Along the way, the “BS-Xpress” folks claim they make their own bullets in the basement or some such nonsense. Yet, what they claim is “their” Fury bullet is a Parker 275 grain Ballistic Extreme. The Michigan Ultimate jokers have nothing to do with making or designing them. The BS Xpress has been the Pet Rock of the muzzleloading industry for many years, no secret about that at all. It has been 12 years unmarred by progress from someone who could only be a pathological liar, technically incompetent, or both.
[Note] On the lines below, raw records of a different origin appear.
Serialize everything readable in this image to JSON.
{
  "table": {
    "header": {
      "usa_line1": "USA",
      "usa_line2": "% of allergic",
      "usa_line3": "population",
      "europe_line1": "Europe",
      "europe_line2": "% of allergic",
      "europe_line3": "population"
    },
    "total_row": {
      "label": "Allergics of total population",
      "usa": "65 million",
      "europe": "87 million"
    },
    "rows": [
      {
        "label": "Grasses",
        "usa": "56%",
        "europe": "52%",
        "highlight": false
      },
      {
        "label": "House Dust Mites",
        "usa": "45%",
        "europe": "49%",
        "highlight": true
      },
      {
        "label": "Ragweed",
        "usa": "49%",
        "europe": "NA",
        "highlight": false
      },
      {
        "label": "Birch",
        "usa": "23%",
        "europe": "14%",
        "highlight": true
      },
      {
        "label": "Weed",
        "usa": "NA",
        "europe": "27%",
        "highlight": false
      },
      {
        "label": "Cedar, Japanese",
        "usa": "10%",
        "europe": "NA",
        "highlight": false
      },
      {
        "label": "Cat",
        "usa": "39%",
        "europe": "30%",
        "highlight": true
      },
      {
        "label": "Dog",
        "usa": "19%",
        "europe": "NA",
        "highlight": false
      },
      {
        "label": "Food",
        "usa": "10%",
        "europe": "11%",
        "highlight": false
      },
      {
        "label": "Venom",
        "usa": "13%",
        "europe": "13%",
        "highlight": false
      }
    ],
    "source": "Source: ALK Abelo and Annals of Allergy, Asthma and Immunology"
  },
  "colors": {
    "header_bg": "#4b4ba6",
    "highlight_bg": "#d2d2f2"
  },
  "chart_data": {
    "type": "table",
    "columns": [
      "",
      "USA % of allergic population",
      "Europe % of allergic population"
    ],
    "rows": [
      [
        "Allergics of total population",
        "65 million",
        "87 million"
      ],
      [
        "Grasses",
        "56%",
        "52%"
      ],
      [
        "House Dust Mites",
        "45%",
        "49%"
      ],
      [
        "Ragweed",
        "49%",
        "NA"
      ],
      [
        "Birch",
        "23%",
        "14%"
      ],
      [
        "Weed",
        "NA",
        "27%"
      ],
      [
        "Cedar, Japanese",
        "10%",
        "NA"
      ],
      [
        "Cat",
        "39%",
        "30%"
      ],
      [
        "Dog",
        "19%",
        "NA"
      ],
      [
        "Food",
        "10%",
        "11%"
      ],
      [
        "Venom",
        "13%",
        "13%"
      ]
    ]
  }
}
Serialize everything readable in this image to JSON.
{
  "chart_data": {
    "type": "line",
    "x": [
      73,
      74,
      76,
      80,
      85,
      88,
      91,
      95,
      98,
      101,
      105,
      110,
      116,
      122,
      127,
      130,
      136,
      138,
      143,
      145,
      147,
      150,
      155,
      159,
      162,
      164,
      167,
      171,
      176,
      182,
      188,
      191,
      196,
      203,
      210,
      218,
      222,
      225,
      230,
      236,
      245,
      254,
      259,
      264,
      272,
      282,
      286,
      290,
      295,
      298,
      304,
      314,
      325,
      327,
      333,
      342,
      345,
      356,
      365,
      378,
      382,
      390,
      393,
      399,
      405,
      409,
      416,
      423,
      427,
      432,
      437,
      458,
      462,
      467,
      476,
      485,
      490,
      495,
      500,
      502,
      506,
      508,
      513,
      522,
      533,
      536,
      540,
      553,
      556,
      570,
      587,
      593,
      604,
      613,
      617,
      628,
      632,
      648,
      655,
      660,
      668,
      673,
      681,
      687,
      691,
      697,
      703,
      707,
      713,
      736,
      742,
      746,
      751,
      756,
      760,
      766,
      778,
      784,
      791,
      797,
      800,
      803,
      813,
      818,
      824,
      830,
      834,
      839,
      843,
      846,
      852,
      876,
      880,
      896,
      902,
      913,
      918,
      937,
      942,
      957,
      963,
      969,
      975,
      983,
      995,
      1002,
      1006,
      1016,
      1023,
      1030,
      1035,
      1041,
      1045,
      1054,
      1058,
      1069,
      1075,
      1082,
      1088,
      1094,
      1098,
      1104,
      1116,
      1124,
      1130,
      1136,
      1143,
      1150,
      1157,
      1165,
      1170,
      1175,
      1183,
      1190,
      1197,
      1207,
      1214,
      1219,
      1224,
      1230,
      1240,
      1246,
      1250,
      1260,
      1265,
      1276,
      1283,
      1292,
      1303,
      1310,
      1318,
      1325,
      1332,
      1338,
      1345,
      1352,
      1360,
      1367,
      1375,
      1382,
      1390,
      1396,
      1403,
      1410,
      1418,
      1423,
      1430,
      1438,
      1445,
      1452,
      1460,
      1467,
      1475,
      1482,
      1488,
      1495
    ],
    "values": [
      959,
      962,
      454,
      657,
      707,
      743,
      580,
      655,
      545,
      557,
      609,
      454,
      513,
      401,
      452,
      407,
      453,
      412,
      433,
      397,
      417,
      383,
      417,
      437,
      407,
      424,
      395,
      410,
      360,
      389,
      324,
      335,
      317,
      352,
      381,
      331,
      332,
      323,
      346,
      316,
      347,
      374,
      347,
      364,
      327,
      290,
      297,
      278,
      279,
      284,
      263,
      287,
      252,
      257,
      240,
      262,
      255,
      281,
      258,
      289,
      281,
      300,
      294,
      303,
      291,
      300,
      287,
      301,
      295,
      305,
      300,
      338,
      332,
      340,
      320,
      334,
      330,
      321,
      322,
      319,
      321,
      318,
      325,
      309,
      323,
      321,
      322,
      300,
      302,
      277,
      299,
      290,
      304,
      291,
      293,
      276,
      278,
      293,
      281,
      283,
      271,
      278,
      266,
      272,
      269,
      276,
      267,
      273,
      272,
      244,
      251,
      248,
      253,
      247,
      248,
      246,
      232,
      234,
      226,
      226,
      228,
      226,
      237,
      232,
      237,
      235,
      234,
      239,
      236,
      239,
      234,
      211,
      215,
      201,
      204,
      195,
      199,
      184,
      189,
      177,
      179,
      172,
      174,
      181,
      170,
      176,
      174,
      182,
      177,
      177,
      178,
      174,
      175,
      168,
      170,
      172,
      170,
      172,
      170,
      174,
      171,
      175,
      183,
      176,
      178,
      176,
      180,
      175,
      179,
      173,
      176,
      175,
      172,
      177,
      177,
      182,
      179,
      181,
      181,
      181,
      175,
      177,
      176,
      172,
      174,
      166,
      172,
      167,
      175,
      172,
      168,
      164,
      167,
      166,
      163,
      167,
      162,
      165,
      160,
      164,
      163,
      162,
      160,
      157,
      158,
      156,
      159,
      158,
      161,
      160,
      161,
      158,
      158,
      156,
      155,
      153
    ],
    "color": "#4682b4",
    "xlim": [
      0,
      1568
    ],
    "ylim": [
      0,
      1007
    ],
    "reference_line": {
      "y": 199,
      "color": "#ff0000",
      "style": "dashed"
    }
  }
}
You decide that one for yourself. To this day, though they have apparently lost the 5 pellet nonsense, the claim is “The rifle will fire a 300 grain bullet at speeds approaching 2400 feet per second (fps).” Of course it won't, not with a 300 grain bullet, but they are apparently still allergic to the truth. And also confused, for the ballistics they currently publish are at 2300 fps, and a 300 grain “White Tail Medicine,” just a rebagged Hornady SST. 100 fps that was never there in the first place has mysteriously vanished, and yet . . . they still don't have it right. Even with their imaginary ballistics, the “easy 500 yard muzzleloader” claim is false on its face. At 500 yards, even with a 200 yard zero, their own ballistics show 114.1 inches of drop at 500 yards, a snubnose revolver type of impact velocity of 1043 fps, and wind drift with just a 10 mph cross-wind of 63 inches. Which way to the side-show?

It defines the gun as the“Ultimate Rip-Off” more than anything else. All you have to do is check it out. No Pyrodex pellets are detonating; the only thing detonating from Okemos, Michigan, is your wallet with a sickening thud. Sooner or later, people appreciate hearing the truth.